Indeed, as Jimena explains, there is a tradition in Colombia dating back to the nineteenth century of lawyers and other members of the professional class turning to thinkers such as Jeremy Bentham and Jean-Baptiste Say for ideas about statecraft and political organization.
“What unites people like Ezequiel Rojas, a prominent political figure in nineteenth-century Colombia, and the technocrats of today is their pragmatism,” Jimena explains. “For them, the ultimate test of an idea is not whether it is right; it is whether it is useful, whether it can help them develop better economic policies.”
According to Jimena, the story of today’s technocrats—among them are José Antonio Ocampo (the present Finance Minister) and Alejandro Gaviria (the present Education Minister)—is one of identity. Many people regard them as “neoliberals”—a dirty word in Latin America. But the technocrats see their mission not as one of promoting markets but as one of stabilizing the economy.
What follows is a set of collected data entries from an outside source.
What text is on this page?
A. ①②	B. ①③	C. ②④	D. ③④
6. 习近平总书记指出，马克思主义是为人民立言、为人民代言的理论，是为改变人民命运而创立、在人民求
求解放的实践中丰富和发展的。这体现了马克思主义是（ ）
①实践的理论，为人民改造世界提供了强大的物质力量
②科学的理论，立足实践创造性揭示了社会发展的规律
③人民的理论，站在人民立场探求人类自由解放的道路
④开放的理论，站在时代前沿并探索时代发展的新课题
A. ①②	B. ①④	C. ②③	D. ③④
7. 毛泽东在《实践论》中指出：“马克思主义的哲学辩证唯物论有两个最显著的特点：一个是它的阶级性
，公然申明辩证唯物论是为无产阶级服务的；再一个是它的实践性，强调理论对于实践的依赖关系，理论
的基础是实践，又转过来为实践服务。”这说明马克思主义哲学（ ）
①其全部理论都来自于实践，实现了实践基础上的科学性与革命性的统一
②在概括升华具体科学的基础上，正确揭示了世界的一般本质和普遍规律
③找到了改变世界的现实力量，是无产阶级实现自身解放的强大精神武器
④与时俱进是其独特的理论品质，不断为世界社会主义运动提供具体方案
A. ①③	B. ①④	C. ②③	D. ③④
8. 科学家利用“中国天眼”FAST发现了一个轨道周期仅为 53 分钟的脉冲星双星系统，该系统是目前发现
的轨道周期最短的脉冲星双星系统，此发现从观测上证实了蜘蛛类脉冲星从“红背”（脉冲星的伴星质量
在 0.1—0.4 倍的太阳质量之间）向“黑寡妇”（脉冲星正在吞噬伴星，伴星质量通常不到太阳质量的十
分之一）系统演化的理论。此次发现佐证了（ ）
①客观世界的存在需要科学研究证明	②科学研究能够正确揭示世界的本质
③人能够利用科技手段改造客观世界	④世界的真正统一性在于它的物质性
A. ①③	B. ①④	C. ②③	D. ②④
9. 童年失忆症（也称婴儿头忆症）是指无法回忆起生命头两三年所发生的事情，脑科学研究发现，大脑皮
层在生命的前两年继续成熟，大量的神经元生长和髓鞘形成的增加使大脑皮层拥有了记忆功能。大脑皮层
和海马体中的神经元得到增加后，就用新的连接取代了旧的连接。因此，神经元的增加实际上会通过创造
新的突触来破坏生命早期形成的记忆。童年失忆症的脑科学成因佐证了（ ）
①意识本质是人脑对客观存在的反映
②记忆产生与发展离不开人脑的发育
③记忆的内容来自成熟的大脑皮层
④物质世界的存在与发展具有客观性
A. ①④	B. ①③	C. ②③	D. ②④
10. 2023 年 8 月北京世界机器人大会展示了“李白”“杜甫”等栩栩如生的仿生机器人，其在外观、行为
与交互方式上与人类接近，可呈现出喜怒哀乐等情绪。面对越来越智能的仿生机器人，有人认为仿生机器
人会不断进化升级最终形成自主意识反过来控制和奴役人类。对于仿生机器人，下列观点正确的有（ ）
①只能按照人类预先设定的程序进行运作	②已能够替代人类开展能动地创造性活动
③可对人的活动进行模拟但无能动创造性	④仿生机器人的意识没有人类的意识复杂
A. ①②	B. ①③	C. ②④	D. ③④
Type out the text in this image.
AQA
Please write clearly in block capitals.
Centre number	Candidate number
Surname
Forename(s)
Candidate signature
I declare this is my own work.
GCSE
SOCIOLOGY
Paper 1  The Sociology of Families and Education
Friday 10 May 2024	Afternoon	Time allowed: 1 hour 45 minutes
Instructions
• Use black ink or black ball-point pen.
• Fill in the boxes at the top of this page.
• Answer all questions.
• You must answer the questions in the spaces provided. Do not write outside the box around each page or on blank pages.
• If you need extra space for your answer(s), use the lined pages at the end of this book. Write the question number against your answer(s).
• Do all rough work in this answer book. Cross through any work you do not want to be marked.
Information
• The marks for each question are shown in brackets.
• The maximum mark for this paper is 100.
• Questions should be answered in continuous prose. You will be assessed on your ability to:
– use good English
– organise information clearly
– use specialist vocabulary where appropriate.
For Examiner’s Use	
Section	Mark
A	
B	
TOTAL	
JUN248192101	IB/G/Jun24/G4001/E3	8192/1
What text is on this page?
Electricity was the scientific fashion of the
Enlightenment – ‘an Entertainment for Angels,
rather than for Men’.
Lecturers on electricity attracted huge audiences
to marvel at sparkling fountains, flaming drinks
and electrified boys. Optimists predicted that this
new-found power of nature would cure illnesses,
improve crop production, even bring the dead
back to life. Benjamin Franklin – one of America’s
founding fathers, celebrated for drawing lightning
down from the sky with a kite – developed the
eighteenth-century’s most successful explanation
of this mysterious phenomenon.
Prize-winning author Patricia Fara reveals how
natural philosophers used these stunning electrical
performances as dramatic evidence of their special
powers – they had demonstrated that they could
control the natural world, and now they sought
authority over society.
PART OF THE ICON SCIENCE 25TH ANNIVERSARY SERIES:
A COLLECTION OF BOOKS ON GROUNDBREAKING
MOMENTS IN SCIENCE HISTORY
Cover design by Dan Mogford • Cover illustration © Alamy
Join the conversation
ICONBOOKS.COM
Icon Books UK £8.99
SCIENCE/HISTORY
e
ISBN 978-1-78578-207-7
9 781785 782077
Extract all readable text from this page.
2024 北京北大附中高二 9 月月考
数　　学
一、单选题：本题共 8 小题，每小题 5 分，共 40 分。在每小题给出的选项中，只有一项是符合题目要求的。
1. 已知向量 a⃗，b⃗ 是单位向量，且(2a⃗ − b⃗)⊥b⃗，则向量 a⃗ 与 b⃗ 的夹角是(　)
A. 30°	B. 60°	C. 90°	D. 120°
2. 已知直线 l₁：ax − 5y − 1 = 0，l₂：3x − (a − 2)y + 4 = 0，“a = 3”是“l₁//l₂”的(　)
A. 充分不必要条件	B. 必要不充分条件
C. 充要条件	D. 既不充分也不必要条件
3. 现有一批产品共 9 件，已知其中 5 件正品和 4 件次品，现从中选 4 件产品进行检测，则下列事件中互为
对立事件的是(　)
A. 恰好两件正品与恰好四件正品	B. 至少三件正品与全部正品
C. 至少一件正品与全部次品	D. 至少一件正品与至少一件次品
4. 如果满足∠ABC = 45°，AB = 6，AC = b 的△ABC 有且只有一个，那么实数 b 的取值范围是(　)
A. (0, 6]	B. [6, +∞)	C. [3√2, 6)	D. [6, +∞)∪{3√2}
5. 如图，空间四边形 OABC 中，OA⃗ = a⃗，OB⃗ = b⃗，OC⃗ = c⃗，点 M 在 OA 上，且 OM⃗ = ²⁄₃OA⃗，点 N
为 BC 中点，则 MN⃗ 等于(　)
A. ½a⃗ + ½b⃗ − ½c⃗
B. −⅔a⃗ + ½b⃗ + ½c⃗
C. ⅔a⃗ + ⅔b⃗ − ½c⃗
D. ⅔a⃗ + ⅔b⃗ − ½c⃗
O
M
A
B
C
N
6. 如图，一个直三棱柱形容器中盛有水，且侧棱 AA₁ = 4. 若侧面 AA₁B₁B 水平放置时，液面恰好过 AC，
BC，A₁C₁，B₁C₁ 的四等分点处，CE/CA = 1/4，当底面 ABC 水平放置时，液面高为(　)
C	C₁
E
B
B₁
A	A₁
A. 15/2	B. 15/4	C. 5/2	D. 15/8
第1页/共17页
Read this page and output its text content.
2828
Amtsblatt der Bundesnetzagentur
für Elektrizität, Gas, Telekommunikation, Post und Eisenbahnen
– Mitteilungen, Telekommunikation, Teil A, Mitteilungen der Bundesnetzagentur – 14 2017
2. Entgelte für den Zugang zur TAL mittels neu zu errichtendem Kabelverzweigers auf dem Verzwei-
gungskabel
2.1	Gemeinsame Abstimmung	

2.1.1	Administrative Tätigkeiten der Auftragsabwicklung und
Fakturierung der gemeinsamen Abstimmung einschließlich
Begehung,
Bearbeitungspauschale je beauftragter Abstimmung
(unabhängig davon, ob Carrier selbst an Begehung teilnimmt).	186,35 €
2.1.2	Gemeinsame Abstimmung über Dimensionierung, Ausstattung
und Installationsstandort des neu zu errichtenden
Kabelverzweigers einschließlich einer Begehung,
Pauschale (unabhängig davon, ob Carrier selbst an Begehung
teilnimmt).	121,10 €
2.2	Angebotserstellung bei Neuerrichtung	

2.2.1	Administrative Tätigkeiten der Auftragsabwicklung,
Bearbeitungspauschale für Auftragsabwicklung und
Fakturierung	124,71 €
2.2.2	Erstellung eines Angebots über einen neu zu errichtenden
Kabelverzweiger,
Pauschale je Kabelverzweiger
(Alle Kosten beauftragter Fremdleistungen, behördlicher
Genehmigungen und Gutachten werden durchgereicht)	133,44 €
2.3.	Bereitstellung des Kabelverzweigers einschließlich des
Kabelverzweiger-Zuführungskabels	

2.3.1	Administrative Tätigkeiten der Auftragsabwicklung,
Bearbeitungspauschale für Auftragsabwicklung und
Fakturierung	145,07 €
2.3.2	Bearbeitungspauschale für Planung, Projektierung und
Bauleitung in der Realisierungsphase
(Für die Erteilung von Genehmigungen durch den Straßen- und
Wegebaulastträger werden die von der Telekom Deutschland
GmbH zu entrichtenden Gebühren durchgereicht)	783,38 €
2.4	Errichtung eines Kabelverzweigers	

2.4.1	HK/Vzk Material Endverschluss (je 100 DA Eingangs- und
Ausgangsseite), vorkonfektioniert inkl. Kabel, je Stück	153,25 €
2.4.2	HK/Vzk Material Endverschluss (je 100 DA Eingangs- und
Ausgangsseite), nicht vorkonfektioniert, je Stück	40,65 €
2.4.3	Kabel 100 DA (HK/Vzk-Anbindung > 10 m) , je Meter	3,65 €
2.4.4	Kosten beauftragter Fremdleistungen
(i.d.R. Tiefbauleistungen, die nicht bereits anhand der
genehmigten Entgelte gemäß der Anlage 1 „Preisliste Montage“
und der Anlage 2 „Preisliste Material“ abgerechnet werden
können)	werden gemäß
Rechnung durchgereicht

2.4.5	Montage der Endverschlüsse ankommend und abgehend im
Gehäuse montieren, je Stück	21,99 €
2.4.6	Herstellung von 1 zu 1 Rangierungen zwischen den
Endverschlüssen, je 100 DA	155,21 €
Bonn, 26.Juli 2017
In that, they have been successful: Colombia has had the most stable economy in the region in recent decades.
During her time at Duke, Jimena has become excited by the rich archives, held in the Rubenstein Library, of the History of Economics Society and the society’s journal, the Journal of the History of Economic Thought, of which Jimena is a coeditor.
“With the fiftieth anniversary of the society coming in 2024, now seems a good time to tell the history of the society and the journal, along with the field in general and its potential future,” Jimena says.
Jimena, who describes Bogotá as a “rainy, gray” city, has come to appreciate the sunny weather in Durham, as well as all the amount of space everywhere. “Here, it’s been easy to focus on my work and to draw a lot of energy from the other visiting scholars, Friday guest speakers, and the faculty.”
Jimena will return to Bogotá later this fall.